It takes time to customize your resume for each job opening, but there's a good reason to do so. Susan Joyce of Work Coach Cafe says recruiters are not impressed by a one-size-fits-all approach.
Many job seekers use the chronological format, which lists all of your jobs from most recent to least recent. A chronological resume is useful if you have extensive experience working in your industry. If you have most of the skills listed in the job opening, a chronological resume makes sense.
However, you may want to use a functional resume when applying for certain positions. Instead of listing your work history in reverse chronological order, a functional resume highlights your skills and achievements. If you are trying to transition from one industry to another, you're better off using a functional resume to draw attention away from your lack of experience in the field. Functional resumes are also ideal if you have gaps in your employment history or want to transition to a civilian career after serving in the military.

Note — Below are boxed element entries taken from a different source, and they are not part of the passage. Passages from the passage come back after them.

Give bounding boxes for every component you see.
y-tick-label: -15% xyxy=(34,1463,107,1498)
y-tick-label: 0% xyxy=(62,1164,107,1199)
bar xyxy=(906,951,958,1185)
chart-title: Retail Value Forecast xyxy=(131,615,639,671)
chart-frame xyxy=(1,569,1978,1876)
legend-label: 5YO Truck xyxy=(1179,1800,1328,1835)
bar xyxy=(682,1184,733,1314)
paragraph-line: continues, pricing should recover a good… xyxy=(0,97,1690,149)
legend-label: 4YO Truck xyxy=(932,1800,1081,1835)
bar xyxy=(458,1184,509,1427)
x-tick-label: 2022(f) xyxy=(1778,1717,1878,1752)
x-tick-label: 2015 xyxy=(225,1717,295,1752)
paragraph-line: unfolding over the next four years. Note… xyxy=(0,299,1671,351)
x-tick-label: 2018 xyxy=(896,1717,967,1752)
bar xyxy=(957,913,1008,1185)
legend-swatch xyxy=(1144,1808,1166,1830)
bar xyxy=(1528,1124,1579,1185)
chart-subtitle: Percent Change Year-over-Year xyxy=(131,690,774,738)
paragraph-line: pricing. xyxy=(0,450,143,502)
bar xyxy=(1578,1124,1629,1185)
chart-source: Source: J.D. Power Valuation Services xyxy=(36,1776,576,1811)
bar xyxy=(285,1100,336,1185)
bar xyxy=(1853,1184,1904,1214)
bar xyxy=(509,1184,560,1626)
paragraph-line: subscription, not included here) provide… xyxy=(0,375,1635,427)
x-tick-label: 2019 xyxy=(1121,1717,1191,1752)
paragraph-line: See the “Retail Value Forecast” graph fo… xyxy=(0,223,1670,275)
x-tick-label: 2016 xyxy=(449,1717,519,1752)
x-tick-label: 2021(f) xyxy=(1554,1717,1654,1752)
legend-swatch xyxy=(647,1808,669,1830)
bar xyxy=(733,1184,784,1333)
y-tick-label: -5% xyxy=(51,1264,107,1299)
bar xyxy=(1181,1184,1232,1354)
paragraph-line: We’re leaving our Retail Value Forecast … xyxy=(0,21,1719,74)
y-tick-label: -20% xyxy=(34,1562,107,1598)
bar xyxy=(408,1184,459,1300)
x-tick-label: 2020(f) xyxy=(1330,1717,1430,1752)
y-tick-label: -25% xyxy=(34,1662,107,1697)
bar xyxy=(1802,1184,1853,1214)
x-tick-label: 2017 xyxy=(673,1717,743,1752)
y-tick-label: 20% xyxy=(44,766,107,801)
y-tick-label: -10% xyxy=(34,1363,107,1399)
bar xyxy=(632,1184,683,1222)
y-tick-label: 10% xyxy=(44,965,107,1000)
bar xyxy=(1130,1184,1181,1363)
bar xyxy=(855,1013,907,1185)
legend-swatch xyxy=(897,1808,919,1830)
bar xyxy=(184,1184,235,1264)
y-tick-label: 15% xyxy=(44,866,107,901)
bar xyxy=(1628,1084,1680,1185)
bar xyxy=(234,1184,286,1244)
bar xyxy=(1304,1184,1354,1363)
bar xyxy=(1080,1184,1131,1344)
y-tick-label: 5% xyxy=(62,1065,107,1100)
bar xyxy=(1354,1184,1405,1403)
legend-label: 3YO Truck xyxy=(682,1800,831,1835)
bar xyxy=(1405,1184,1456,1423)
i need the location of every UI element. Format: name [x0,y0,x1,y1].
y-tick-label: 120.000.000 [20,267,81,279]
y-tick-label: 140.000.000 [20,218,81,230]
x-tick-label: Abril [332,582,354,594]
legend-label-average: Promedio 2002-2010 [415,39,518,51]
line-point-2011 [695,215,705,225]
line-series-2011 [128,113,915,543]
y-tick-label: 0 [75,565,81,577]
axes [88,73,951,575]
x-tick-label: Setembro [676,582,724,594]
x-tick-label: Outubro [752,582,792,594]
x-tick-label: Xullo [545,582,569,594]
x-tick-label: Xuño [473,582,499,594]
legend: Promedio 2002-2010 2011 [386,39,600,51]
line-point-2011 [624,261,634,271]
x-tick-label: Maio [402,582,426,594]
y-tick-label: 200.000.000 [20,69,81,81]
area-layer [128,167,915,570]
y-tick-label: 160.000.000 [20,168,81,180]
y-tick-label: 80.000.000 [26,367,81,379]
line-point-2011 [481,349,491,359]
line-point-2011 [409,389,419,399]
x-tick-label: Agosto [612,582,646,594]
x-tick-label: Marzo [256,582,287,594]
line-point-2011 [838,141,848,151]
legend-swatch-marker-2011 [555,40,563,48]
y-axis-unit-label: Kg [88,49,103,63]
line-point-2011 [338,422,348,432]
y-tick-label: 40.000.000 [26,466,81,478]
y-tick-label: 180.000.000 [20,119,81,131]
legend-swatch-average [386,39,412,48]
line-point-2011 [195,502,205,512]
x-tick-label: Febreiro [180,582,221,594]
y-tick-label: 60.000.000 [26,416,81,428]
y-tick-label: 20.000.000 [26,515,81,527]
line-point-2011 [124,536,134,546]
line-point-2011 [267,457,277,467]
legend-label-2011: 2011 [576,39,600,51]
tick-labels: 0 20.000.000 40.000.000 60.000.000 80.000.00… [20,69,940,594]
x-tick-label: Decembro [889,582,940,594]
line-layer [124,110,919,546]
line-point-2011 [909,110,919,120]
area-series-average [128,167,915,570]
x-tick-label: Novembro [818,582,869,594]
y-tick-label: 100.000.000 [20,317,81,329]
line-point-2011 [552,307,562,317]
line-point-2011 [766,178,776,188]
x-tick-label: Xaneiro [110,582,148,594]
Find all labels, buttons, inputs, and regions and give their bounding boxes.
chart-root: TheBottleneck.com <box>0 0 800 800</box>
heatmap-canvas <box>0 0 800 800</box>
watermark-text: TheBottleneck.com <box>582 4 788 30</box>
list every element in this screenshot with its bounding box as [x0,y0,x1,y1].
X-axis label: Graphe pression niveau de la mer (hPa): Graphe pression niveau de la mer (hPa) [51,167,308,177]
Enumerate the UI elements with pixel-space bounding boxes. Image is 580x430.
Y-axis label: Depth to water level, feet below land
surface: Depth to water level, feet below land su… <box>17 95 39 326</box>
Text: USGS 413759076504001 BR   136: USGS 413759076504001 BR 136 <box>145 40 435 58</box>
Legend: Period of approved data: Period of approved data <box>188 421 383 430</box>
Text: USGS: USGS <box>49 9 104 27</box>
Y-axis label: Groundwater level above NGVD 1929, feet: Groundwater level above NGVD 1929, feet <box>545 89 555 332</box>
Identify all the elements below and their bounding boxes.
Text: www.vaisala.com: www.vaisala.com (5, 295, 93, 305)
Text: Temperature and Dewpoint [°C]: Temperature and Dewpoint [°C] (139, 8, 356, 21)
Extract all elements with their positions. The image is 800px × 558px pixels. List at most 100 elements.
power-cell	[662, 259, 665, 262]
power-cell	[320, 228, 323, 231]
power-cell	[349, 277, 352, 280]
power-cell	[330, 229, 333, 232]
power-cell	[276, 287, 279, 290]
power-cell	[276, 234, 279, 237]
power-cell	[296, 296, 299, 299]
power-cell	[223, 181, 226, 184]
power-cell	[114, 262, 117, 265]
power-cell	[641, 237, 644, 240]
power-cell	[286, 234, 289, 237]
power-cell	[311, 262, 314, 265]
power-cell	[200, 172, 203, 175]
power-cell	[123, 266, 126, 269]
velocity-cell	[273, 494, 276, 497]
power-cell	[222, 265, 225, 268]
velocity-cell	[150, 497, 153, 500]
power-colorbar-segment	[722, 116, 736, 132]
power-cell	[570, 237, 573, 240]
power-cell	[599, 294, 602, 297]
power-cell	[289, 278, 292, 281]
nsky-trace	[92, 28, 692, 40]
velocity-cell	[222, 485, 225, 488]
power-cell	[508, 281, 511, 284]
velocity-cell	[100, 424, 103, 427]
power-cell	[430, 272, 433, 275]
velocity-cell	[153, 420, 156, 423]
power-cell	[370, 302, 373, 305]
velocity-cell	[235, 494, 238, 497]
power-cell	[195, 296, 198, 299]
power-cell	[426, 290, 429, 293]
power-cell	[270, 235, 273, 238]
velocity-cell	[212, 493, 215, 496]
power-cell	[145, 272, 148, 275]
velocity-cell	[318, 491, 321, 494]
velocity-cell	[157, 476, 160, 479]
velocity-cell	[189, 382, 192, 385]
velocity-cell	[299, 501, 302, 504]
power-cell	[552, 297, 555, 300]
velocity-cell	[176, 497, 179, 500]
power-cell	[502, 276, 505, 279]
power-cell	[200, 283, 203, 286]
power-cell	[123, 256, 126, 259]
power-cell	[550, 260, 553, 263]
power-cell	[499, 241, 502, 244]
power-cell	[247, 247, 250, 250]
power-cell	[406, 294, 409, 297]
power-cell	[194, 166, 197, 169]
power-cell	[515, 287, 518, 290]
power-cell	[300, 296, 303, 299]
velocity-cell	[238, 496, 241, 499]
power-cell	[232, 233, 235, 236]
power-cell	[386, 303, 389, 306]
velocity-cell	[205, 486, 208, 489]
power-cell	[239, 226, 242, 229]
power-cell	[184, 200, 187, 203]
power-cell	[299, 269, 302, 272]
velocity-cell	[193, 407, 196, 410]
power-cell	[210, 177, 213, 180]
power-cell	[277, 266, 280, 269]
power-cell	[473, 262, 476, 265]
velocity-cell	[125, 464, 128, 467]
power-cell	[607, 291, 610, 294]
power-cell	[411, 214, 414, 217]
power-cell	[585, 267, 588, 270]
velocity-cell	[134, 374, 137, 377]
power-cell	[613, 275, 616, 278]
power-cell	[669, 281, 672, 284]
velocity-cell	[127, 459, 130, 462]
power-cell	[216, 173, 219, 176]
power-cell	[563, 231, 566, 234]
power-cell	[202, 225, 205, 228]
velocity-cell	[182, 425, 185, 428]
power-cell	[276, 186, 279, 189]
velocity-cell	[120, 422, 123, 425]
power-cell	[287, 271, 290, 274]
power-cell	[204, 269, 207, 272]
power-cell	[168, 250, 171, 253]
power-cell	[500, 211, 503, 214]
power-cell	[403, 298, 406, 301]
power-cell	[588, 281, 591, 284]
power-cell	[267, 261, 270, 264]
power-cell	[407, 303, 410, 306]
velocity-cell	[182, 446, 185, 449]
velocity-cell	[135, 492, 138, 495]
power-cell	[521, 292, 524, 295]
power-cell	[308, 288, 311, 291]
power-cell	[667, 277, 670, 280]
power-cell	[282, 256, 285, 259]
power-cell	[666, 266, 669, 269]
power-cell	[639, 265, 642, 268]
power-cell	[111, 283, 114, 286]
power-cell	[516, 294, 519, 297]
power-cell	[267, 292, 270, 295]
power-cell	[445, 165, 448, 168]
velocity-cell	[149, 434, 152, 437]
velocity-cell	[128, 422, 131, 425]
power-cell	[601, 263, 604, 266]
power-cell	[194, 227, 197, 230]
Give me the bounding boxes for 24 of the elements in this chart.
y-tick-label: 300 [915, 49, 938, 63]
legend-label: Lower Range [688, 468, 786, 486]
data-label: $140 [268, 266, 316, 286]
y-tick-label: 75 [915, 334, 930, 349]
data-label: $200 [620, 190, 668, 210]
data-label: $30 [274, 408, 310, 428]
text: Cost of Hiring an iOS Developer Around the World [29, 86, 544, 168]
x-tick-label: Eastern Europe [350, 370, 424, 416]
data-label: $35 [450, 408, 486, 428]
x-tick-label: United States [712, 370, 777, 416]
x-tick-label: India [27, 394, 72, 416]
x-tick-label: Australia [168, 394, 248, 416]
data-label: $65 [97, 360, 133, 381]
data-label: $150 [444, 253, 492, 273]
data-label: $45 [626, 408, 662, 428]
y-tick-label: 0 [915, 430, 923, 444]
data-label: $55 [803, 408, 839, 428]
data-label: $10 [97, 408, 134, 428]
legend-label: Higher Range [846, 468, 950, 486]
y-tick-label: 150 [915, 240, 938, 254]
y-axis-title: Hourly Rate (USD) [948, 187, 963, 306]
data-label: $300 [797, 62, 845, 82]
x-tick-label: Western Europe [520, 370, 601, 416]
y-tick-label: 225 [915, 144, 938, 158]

The layout of your resume is especially important if you're applying to a company that uses an applicant tracking system. Tracking systems have trouble interpreting graphics and they sometimes filter out headers, so you need to present information in a way that is easy for the ATS to read. Careerealism contributor Kristin Johnson recommends removing graphics, unusual fonts, tables, bullet points and colorful text from any resume you submit through an ATS. She also recommends using a chronological layout instead of a functional one.
The layout of your resume has a big impact on how recruiters perceive you. Instead of sending the same version to every potential employer, customize the layout based on the requirements of the job. Doing so makes it easier to highlight relevant skills and show the recruiter you are a qualified applicant.